Just thought I'd let you all know some major ball-busting will be happening tonight in the patch.....


----------



## seagarsmoker (Jan 1, 2000)

have fun!


----------



## poker (Dec 11, 1997)

you're gonna bust balls in his patch? Nebber mind, I dont wanna know LOL


----------



## DiverBob (Apr 15, 2002)

LMAO! (Thanks alot for the visual )


----------



## Drewsky (Dec 31, 1999)

Have fun! Make him break out the "GOOD STUFF"!Looks like the Ball Busting has already begun!


----------



## Brandon (Dec 11, 1997)

Be careful, you don't want to give him a heart attack.


----------



## dvickery (Jan 1, 2000)

start with churchills...then go big.
derrek :7


----------



## dayplanner (Dec 11, 1997)

It was a typical Springfield mini-herf.....

Kerry brought cigars and shared them.

JB brought cigars and shared them.

I brought cigars and shared them.

Matt brought two gorgeous Cohiba ELs and smoked both of them himself.


----------



## seagarsmoker (Jan 1, 2000)

'Matt brought two gorgeous Cohiba ELs and smoked both of them himself.' LMAO
Great herfing with you again Phil!

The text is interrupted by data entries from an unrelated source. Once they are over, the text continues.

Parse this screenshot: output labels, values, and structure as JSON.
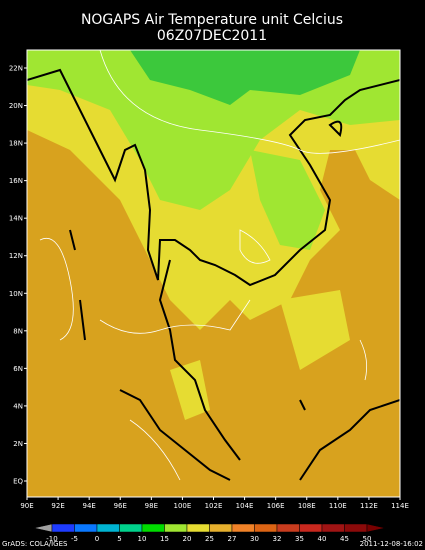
{
  "header": {
    "title": "NOGAPS Air Temperature unit Celcius",
    "subtitle": "06Z07DEC2011"
  },
  "map": {
    "lon_labels": [
      "90E",
      "92E",
      "94E",
      "96E",
      "98E",
      "100E",
      "102E",
      "104E",
      "106E",
      "108E",
      "110E",
      "112E",
      "114E"
    ],
    "lat_labels": [
      "EQ",
      "2N",
      "4N",
      "6N",
      "8N",
      "10N",
      "12N",
      "14N",
      "16N",
      "18N",
      "20N",
      "22N"
    ]
  },
  "colorbar": {
    "labels": [
      "-10",
      "-5",
      "0",
      "5",
      "10",
      "15",
      "20",
      "25",
      "27",
      "30",
      "32",
      "35",
      "40",
      "45",
      "50"
    ],
    "colors": [
      "#a0a0a0",
      "#1e3cff",
      "#0a78ff",
      "#00b4d2",
      "#00d28c",
      "#00dc00",
      "#a0e632",
      "#e6dc32",
      "#e6af2d",
      "#f08228",
      "#dc6414",
      "#c83c1e",
      "#c8281e",
      "#a01414",
      "#8c0a0a",
      "#780000"
    ]
  },
  "footer": {
    "left": "GrADS: COLA/IGES",
    "right": "2011-12-08-16:02"
  }
}
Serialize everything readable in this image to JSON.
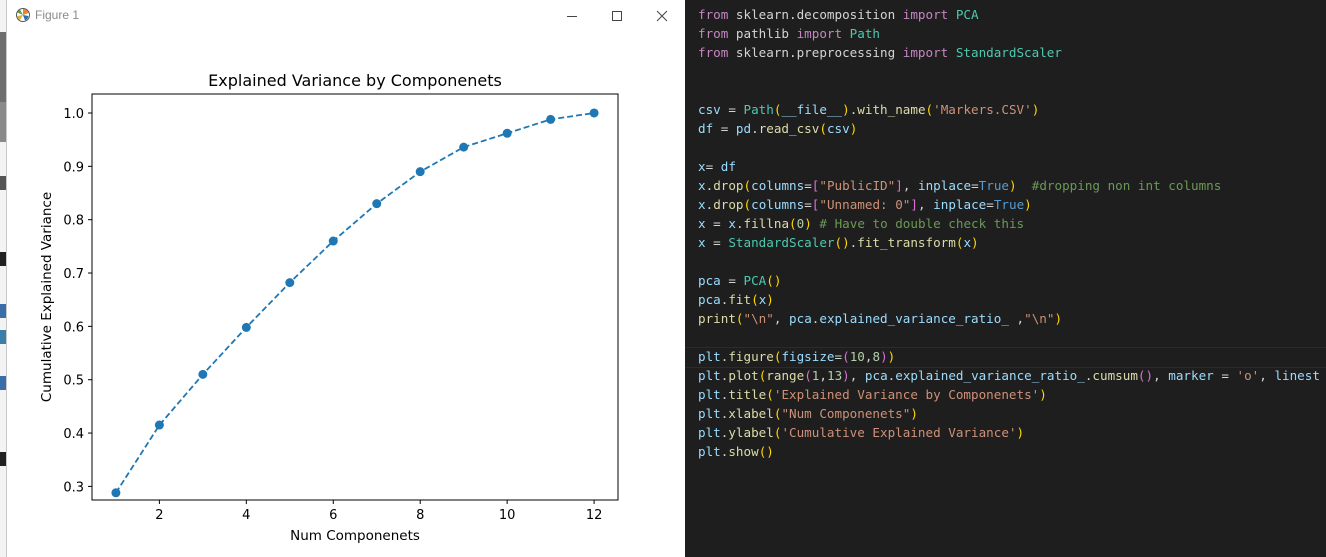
{
  "window": {
    "title": "Figure 1",
    "controls": {
      "minimize": "minimize-icon",
      "maximize": "maximize-icon",
      "close": "close-icon"
    }
  },
  "colors": {
    "series": "#1f77b4",
    "editor_bg": "#1e1e1e"
  },
  "chart_data": {
    "type": "line",
    "title": "Explained Variance by Componenets",
    "xlabel": "Num Componenets",
    "ylabel": "Cumulative Explained Variance",
    "x": [
      1,
      2,
      3,
      4,
      5,
      6,
      7,
      8,
      9,
      10,
      11,
      12
    ],
    "y": [
      0.288,
      0.415,
      0.51,
      0.598,
      0.682,
      0.76,
      0.83,
      0.89,
      0.936,
      0.962,
      0.988,
      1.0
    ],
    "xlim": [
      0.45,
      12.55
    ],
    "ylim": [
      0.2745,
      1.0356
    ],
    "xticks": [
      "2",
      "4",
      "6",
      "8",
      "10",
      "12"
    ],
    "yticks": [
      "0.3",
      "0.4",
      "0.5",
      "0.6",
      "0.7",
      "0.8",
      "0.9",
      "1.0"
    ],
    "marker": "o",
    "linestyle": "dashed",
    "grid": false
  },
  "code": {
    "lines": [
      {
        "tokens": [
          [
            "kw",
            "from"
          ],
          [
            "op",
            " sklearn.decomposition "
          ],
          [
            "kw",
            "import"
          ],
          [
            "mod",
            " PCA"
          ]
        ]
      },
      {
        "tokens": [
          [
            "kw",
            "from"
          ],
          [
            "op",
            " pathlib "
          ],
          [
            "kw",
            "import"
          ],
          [
            "mod",
            " Path"
          ]
        ]
      },
      {
        "tokens": [
          [
            "kw",
            "from"
          ],
          [
            "op",
            " sklearn.preprocessing "
          ],
          [
            "kw",
            "import"
          ],
          [
            "mod",
            " StandardScaler"
          ]
        ]
      },
      {
        "tokens": []
      },
      {
        "tokens": []
      },
      {
        "tokens": [
          [
            "pm",
            "csv"
          ],
          [
            "op",
            " = "
          ],
          [
            "mod",
            "Path"
          ],
          [
            "br",
            "("
          ],
          [
            "pm",
            "__file__"
          ],
          [
            "br",
            ")"
          ],
          [
            "op",
            "."
          ],
          [
            "fn",
            "with_name"
          ],
          [
            "br",
            "("
          ],
          [
            "str",
            "'Markers.CSV'"
          ],
          [
            "br",
            ")"
          ]
        ]
      },
      {
        "tokens": [
          [
            "pm",
            "df"
          ],
          [
            "op",
            " = "
          ],
          [
            "pm",
            "pd"
          ],
          [
            "op",
            "."
          ],
          [
            "fn",
            "read_csv"
          ],
          [
            "br",
            "("
          ],
          [
            "pm",
            "csv"
          ],
          [
            "br",
            ")"
          ]
        ]
      },
      {
        "tokens": []
      },
      {
        "tokens": [
          [
            "pm",
            "x"
          ],
          [
            "op",
            "= "
          ],
          [
            "pm",
            "df"
          ]
        ]
      },
      {
        "tokens": [
          [
            "pm",
            "x"
          ],
          [
            "op",
            "."
          ],
          [
            "fn",
            "drop"
          ],
          [
            "br",
            "("
          ],
          [
            "pm",
            "columns"
          ],
          [
            "op",
            "="
          ],
          [
            "br2",
            "["
          ],
          [
            "str",
            "\"PublicID\""
          ],
          [
            "br2",
            "]"
          ],
          [
            "op",
            ", "
          ],
          [
            "pm",
            "inplace"
          ],
          [
            "op",
            "="
          ],
          [
            "bool",
            "True"
          ],
          [
            "br",
            ")"
          ],
          [
            "op",
            "  "
          ],
          [
            "cmt",
            "#dropping non int columns"
          ]
        ]
      },
      {
        "tokens": [
          [
            "pm",
            "x"
          ],
          [
            "op",
            "."
          ],
          [
            "fn",
            "drop"
          ],
          [
            "br",
            "("
          ],
          [
            "pm",
            "columns"
          ],
          [
            "op",
            "="
          ],
          [
            "br2",
            "["
          ],
          [
            "str",
            "\"Unnamed: 0\""
          ],
          [
            "br2",
            "]"
          ],
          [
            "op",
            ", "
          ],
          [
            "pm",
            "inplace"
          ],
          [
            "op",
            "="
          ],
          [
            "bool",
            "True"
          ],
          [
            "br",
            ")"
          ]
        ]
      },
      {
        "tokens": [
          [
            "pm",
            "x"
          ],
          [
            "op",
            " = "
          ],
          [
            "pm",
            "x"
          ],
          [
            "op",
            "."
          ],
          [
            "fn",
            "fillna"
          ],
          [
            "br",
            "("
          ],
          [
            "num",
            "0"
          ],
          [
            "br",
            ")"
          ],
          [
            "op",
            " "
          ],
          [
            "cmt",
            "# Have to double check this"
          ]
        ]
      },
      {
        "tokens": [
          [
            "pm",
            "x"
          ],
          [
            "op",
            " = "
          ],
          [
            "mod",
            "StandardScaler"
          ],
          [
            "br",
            "()"
          ],
          [
            "op",
            "."
          ],
          [
            "fn",
            "fit_transform"
          ],
          [
            "br",
            "("
          ],
          [
            "pm",
            "x"
          ],
          [
            "br",
            ")"
          ]
        ]
      },
      {
        "tokens": []
      },
      {
        "tokens": [
          [
            "pm",
            "pca"
          ],
          [
            "op",
            " = "
          ],
          [
            "mod",
            "PCA"
          ],
          [
            "br",
            "()"
          ]
        ]
      },
      {
        "tokens": [
          [
            "pm",
            "pca"
          ],
          [
            "op",
            "."
          ],
          [
            "fn",
            "fit"
          ],
          [
            "br",
            "("
          ],
          [
            "pm",
            "x"
          ],
          [
            "br",
            ")"
          ]
        ]
      },
      {
        "tokens": [
          [
            "fn",
            "print"
          ],
          [
            "br",
            "("
          ],
          [
            "str",
            "\"\\n\""
          ],
          [
            "op",
            ", "
          ],
          [
            "pm",
            "pca"
          ],
          [
            "op",
            "."
          ],
          [
            "pm",
            "explained_variance_ratio_"
          ],
          [
            "op",
            " ,"
          ],
          [
            "str",
            "\"\\n\""
          ],
          [
            "br",
            ")"
          ]
        ]
      },
      {
        "tokens": []
      },
      {
        "tokens": [
          [
            "pm",
            "plt"
          ],
          [
            "op",
            "."
          ],
          [
            "fn",
            "figure"
          ],
          [
            "br",
            "("
          ],
          [
            "pm",
            "figsize"
          ],
          [
            "op",
            "="
          ],
          [
            "br2",
            "("
          ],
          [
            "num",
            "10"
          ],
          [
            "op",
            ","
          ],
          [
            "num",
            "8"
          ],
          [
            "br2",
            ")"
          ],
          [
            "br",
            ")"
          ]
        ]
      },
      {
        "tokens": [
          [
            "pm",
            "plt"
          ],
          [
            "op",
            "."
          ],
          [
            "fn",
            "plot"
          ],
          [
            "br",
            "("
          ],
          [
            "fn",
            "range"
          ],
          [
            "br2",
            "("
          ],
          [
            "num",
            "1"
          ],
          [
            "op",
            ","
          ],
          [
            "num",
            "13"
          ],
          [
            "br2",
            ")"
          ],
          [
            "op",
            ", "
          ],
          [
            "pm",
            "pca"
          ],
          [
            "op",
            "."
          ],
          [
            "pm",
            "explained_variance_ratio_"
          ],
          [
            "op",
            "."
          ],
          [
            "fn",
            "cumsum"
          ],
          [
            "br2",
            "()"
          ],
          [
            "op",
            ", "
          ],
          [
            "pm",
            "marker"
          ],
          [
            "op",
            " = "
          ],
          [
            "str",
            "'o'"
          ],
          [
            "op",
            ", "
          ],
          [
            "pm",
            "linest"
          ]
        ]
      },
      {
        "tokens": [
          [
            "pm",
            "plt"
          ],
          [
            "op",
            "."
          ],
          [
            "fn",
            "title"
          ],
          [
            "br",
            "("
          ],
          [
            "str",
            "'Explained Variance by Componenets'"
          ],
          [
            "br",
            ")"
          ]
        ]
      },
      {
        "tokens": [
          [
            "pm",
            "plt"
          ],
          [
            "op",
            "."
          ],
          [
            "fn",
            "xlabel"
          ],
          [
            "br",
            "("
          ],
          [
            "str",
            "\"Num Componenets\""
          ],
          [
            "br",
            ")"
          ]
        ]
      },
      {
        "tokens": [
          [
            "pm",
            "plt"
          ],
          [
            "op",
            "."
          ],
          [
            "fn",
            "ylabel"
          ],
          [
            "br",
            "("
          ],
          [
            "str",
            "'Cumulative Explained Variance'"
          ],
          [
            "br",
            ")"
          ]
        ]
      },
      {
        "tokens": [
          [
            "pm",
            "plt"
          ],
          [
            "op",
            "."
          ],
          [
            "fn",
            "show"
          ],
          [
            "br",
            "()"
          ]
        ]
      }
    ]
  }
}
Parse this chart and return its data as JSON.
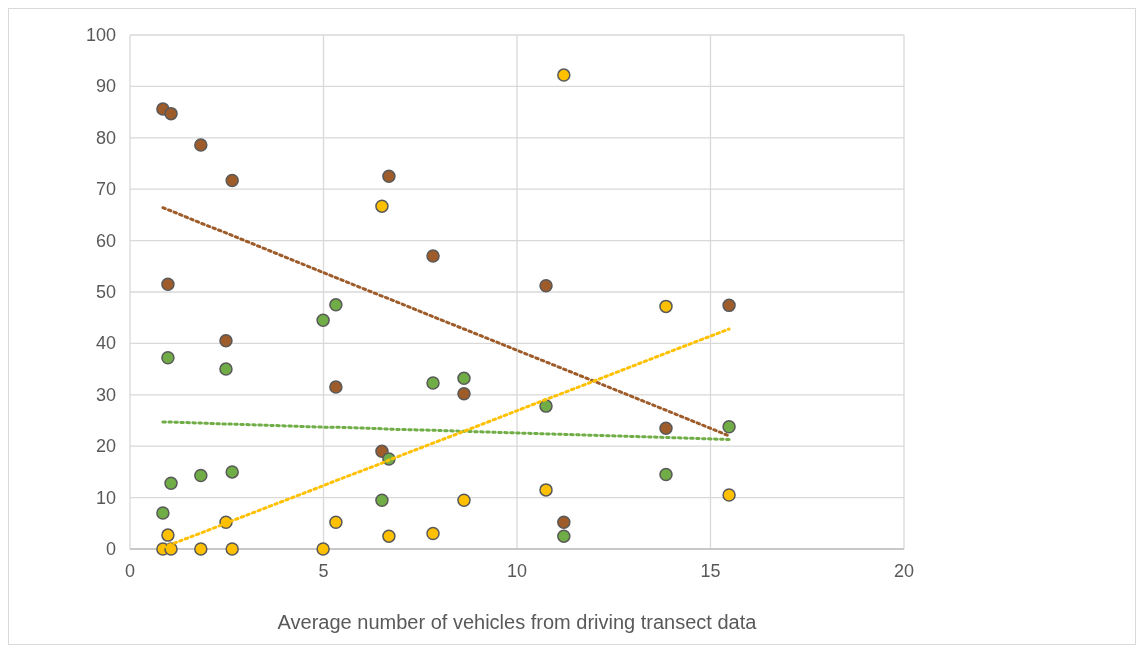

Sorry I had other plans, but this was short notice for me to change them. Hope the wedding went well and look forward to see you again next month!


----------



## mkelson (Jan 1, 2000)

[updated:LAST EDITED ON Sep-13-02 AT 01:00 PM (CDT)]Ah... now that I've recovered from SoCal, I'm in the mood for some serious herfing again. I wish I were able to join you all; I'm sure Phil will be making plenty of Georgia Tech jokes! 

I'll look forward to seeing everyone again at next year's SoCal!

- Michael


----------